Не успел я ступить на натертый и коварно навощенный паркет, как поехал, словно на лыжах. Скорость возрастала головокружительно, я попробовал остановиться, затормозить, но не удержал равновесия и полетел на пол, попытался подняться и грохнулся снова. Последний раз я приземлился у самых ног сенатора, который холодно наблюдал за мной, не выпуская из рук газеты.
Наконец мне удалось сесть на стул подле сенатора.

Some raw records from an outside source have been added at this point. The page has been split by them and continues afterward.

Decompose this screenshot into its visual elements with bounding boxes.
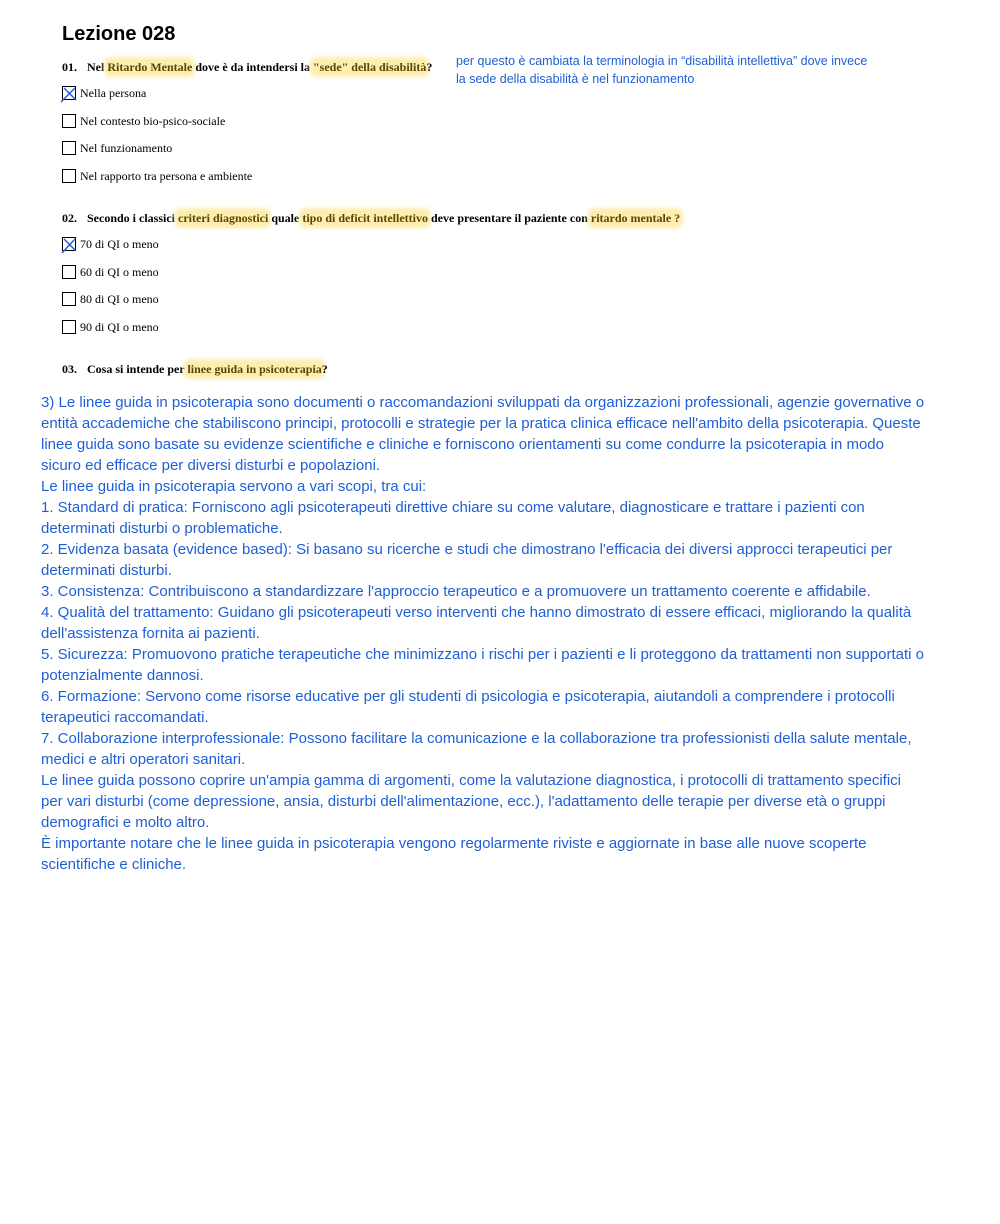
option-label: Nella persona <box>80 85 147 100</box>
answer-list-item: 4. Qualità del trattamento: Guidano gli psicoterapeuti verso interventi che hanno dimostrato di essere efficaci, migliorando la qualità dell'assistenza fornita ai pazienti. <box>41 604 912 642</box>
question-03 <box>62 357 328 381</box>
option-funzionamento[interactable] <box>62 140 172 156</box>
option-label: Nel rapporto tra persona e ambiente <box>80 168 253 183</box>
option-contesto-bio-psico-sociale[interactable] <box>62 113 225 129</box>
option-60-qi[interactable] <box>62 264 159 280</box>
option-rapporto-persona-ambiente[interactable] <box>62 168 252 184</box>
answer-list-item: 2. Evidenza basata (evidence based): Si basano su ricerche e studi che dimostrano l'efficacia dei diversi approcci terapeutici per determinati disturbi. <box>41 541 893 579</box>
option-90-qi[interactable] <box>62 319 159 335</box>
answer-list-item: 1. Standard di pratica: Forniscono agli psicoterapeuti direttive chiare su come valutare, diagnosticare e trattare i pazienti con determinati disturbi o problematiche. <box>41 499 865 537</box>
option-label: 80 di QI o meno <box>80 291 159 306</box>
option-label: 70 di QI o meno <box>80 236 159 251</box>
checkbox[interactable] <box>62 114 76 128</box>
question-text: Cosa si intende per <box>87 362 188 376</box>
highlight-criteri-diagnostici: criteri diagnostici <box>178 211 269 225</box>
question-text: dove è da intendersi la <box>192 60 313 74</box>
answer-paragraph: Le linee guida in psicoterapia servono a vari scopi, tra cui: <box>41 478 427 495</box>
checkbox[interactable] <box>62 141 76 155</box>
answer-paragraph: 3) Le linee guida in psicoterapia sono documenti o raccomandazioni sviluppati da organizzazioni professionali, agenzie governative o entità accademiche che stabiliscono principi, protocolli e strategie per la pratica clinica efficace nell'ambito della psicoterapia. Queste linee guida sono basate su evidenze scientifiche e cliniche e forniscono orientamenti su come condurre la psicoterapia in modo sicuro ed efficace per diversi disturbi e popolazioni. <box>41 394 925 474</box>
highlight-linee-guida: linee guida in psicoterapia <box>187 362 322 376</box>
annotation-q1: per questo è cambiata la terminologia in “disabilità intellettiva” dove invece la sede della disabilità è nel funzionamento <box>456 54 868 86</box>
option-label: Nel funzionamento <box>80 140 173 155</box>
highlight-sede-disabilita: "sede" della disabilità <box>312 60 427 74</box>
answer-list-item: 7. Collaborazione interprofessionale: Possono facilitare la comunicazione e la collaborazione tra professionisti della salute mentale, medici e altri operatori sanitari. <box>41 730 912 768</box>
question-text: ? <box>426 60 433 74</box>
answer-paragraph: Le linee guida possono coprire un'ampia gamma di argomenti, come la valutazione diagnostica, i protocolli di trattamento specifici per vari disturbi (come depressione, ansia, disturbi dell'alimentazione, ecc.), l'adattamento delle terapie per diverse età o gruppi demografici e molto altro. <box>41 772 902 831</box>
checkbox[interactable] <box>62 292 76 306</box>
option-80-qi[interactable] <box>62 291 159 307</box>
highlight-tipo-deficit: tipo di deficit intellettivo <box>302 211 428 225</box>
lesson-title: Lezione 028 <box>62 23 176 45</box>
option-label: 60 di QI o meno <box>80 264 159 279</box>
question-number: 03. <box>62 362 77 376</box>
highlight-ritardo-mentale: ritardo mentale ? <box>590 211 681 225</box>
checkbox-checked[interactable] <box>62 86 76 100</box>
option-label: Nel contesto bio-psico-sociale <box>80 113 226 128</box>
question-01 <box>62 55 432 79</box>
highlight-ritardo-mentale: Ritardo Mentale <box>107 60 193 74</box>
question-text: deve presentare il paziente con <box>428 211 591 225</box>
checkbox[interactable] <box>62 320 76 334</box>
checkbox[interactable] <box>62 169 76 183</box>
answer-list-item: 6. Formazione: Servono come risorse educative per gli studenti di psicologia e psicoterapia, aiutandoli a comprendere i protocolli terapeutici raccomandati. <box>41 688 895 726</box>
option-label: 90 di QI o meno <box>80 319 159 334</box>
checkbox-checked[interactable] <box>62 237 76 251</box>
answer-q3 <box>41 392 926 875</box>
x-check-mark-icon <box>59 85 79 103</box>
question-text: ? <box>321 362 328 376</box>
answer-list-item: 3. Consistenza: Contribuiscono a standardizzare l'approccio terapeutico e a promuovere un trattamento coerente e affidabile. <box>41 583 871 600</box>
checkbox[interactable] <box>62 265 76 279</box>
question-text: quale <box>268 211 303 225</box>
question-text: Secondo i classici <box>87 211 179 225</box>
option-nella-persona[interactable] <box>62 85 146 101</box>
option-70-qi[interactable] <box>62 236 159 252</box>
question-number: 02. <box>62 211 77 225</box>
answer-paragraph: È importante notare che le linee guida in psicoterapia vengono regolarmente riviste e aggiornate in base alle nuove scoperte scientifiche e cliniche. <box>41 835 867 873</box>
question-02 <box>62 206 680 230</box>
question-text: Nel <box>87 60 108 74</box>
answer-list-item: 5. Sicurezza: Promuovono pratiche terapeutiche che minimizzano i rischi per i pazienti e li proteggono da trattamenti non supportati o potenzialmente dannosi. <box>41 646 924 684</box>
question-number: 01. <box>62 60 77 74</box>
x-check-mark-icon <box>59 236 79 254</box>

Великий человек разглядывал меня усталым взглядом энтомолога, которому принесли досконально известный ему экземпляр безобидного паучка. Без особого интереса он спросил меня о планах. А я после стольких приземлений стал еще более робким и еще менее красноречивым, чем обычно.
Не знаю, что я ему сказал. Минут через двадцать он протянул мне крошечную ручку в знак прощания. По-моему, я слышал, как он сладеньким голосом пообещал мне дать о себе знать.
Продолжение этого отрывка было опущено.